Despite the recent press surrounding Westminster Council’s trumpeting of its new Special Policy Areas (SPAs) to protect various core areas much as Mayfair, Harley Street and St James’s, there is a lukewarm indifference to the supposed protection. Looking at multiple drafts of the document, whilst there is certainly protection for the distinctiveness and nature of the areas, it is by no means certain that it offers any real protection to actual small British artisans, be they historic names or new blood. Whilst the document states existing firms will be protected, the how that will be done is uncertain as the council is unlikely to be able to force landlords to retain existing tenants without actively suspending an open market and, of course, they have no means of knowing how the landlords will change in the years to come. One fears the way remains open for the large conglomerates, over time, to place their private client, bespoke ateliers into these remaining streets. This will result in them taking custom from older firms and if needed, off-setting running costs against their large emporiums in a way a unique brand cannot do. The nature of the areas would not change, what is done in the workshops would not change but the names above the doorways most certainly would.

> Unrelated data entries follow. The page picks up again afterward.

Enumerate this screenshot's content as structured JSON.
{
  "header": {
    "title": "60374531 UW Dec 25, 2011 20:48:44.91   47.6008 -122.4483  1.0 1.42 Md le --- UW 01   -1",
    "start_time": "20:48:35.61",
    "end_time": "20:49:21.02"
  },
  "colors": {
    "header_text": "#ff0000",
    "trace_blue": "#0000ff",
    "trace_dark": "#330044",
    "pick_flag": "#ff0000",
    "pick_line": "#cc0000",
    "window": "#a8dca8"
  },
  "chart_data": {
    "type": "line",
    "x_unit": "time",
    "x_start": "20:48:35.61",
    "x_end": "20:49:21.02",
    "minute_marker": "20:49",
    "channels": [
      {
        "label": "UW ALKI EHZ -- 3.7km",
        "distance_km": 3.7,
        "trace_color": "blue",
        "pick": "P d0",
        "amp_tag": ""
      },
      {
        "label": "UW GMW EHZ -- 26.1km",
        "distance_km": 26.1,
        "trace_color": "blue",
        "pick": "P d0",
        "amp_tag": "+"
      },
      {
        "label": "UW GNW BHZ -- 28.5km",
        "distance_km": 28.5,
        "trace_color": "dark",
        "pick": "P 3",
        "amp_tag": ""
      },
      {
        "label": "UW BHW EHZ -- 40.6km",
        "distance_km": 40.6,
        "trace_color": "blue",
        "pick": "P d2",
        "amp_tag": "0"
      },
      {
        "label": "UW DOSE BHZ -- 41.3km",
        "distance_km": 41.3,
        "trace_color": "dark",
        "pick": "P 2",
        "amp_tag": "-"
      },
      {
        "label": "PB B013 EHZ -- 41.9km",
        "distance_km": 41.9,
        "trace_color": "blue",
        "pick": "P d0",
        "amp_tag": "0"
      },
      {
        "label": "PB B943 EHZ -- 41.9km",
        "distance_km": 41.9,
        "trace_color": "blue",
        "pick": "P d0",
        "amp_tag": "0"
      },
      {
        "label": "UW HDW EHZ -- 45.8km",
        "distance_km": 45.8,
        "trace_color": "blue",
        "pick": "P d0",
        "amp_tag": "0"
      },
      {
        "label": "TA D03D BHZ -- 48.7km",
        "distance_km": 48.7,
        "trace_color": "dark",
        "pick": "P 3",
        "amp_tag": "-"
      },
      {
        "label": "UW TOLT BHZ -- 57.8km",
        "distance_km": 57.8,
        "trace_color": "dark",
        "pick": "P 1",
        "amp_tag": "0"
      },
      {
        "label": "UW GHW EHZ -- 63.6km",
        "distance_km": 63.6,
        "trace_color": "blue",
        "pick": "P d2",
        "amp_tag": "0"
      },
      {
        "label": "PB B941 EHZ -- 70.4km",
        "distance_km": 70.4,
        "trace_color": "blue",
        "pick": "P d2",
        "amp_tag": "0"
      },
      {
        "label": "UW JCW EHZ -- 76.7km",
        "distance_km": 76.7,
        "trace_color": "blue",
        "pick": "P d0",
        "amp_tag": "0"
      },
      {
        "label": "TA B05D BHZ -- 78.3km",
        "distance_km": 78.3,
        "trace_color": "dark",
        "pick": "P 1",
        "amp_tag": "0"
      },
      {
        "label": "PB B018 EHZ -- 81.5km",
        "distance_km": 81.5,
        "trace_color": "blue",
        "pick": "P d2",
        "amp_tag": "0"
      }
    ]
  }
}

The skills will survive but the companies that promulgate that skill will change. Perhaps as London eats itself in an orgy of its own success this is the best we can hope for.
There is of course, the alternative argument, “is this simply part of London’s evolution?” as one of my panel puts it. London has always been changing, new buildings rising and falling and businesses in a constant state of flux. Is there any real reason why, due to certain historical feelings, anything should be set in aspic? Money has and always will alter the landscape of this city. Surely it is better for the firms to find somewhere that they can thrive, nurture their artisans and apprentices of the future, even if that means certain generational movement around London. After all, the tailors did chase the medics out of Mayfair back at the start of the 19th Century.

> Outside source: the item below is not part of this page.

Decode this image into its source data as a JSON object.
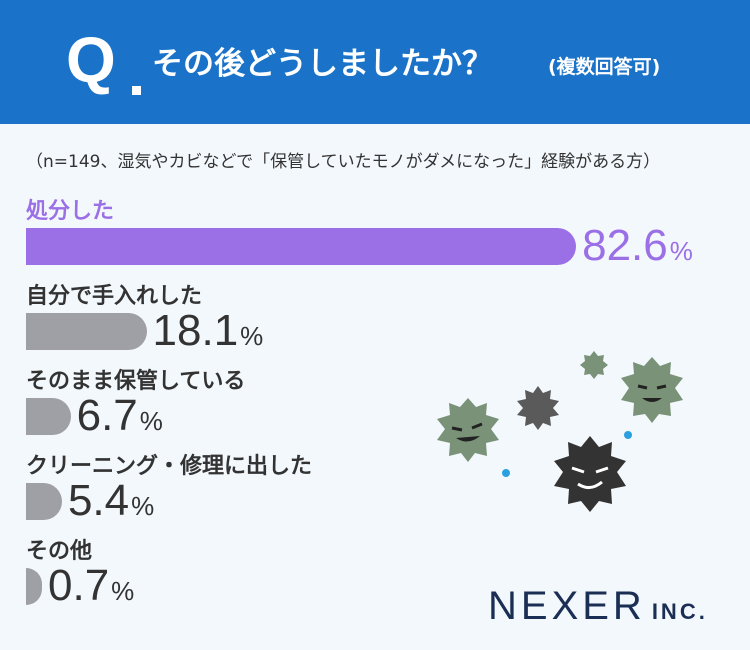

Ultimately, it comes down to two beliefs, not only the desire of the consumer to find the unique and pay a premium to receive personalised service but also the desire of that individual to be prepared to hunt it out, to make the effort to travel to where ever that craftsmanship and quality lies. In 21st Century central London, do the time poor, but cash rich want to head to WC2, N9, SW19 or E12 to get what they want? One hopes the desire for the special means they do but it does mean a steep change in the way people think about London.
London offers the elegant and intelligent consumer a remarkable experience, melding history, supreme craft, remarkable service and just that hint of British eccentricity that makes the relationships between client and craftsman so fun and long-lived. Without perhaps a benign British luxury conglomerate to protect, curate and enable the survival of British brands in the middle of this city, as one of my panel said, “luxury is becoming the plaything of the world’s billionaires – they have made – and are making – their money elsewhere so can set up, buy great names, fashion houses and conduct craft as a whim.” Will British craftsmanship survive? Yes, undoubtedly. But will the next decade see an increasing change as the retail space of London is completely left to the global mega brands and their conglomerate backing? Quite likely. The nature of central London will thus change and we may regret too late what we have lost.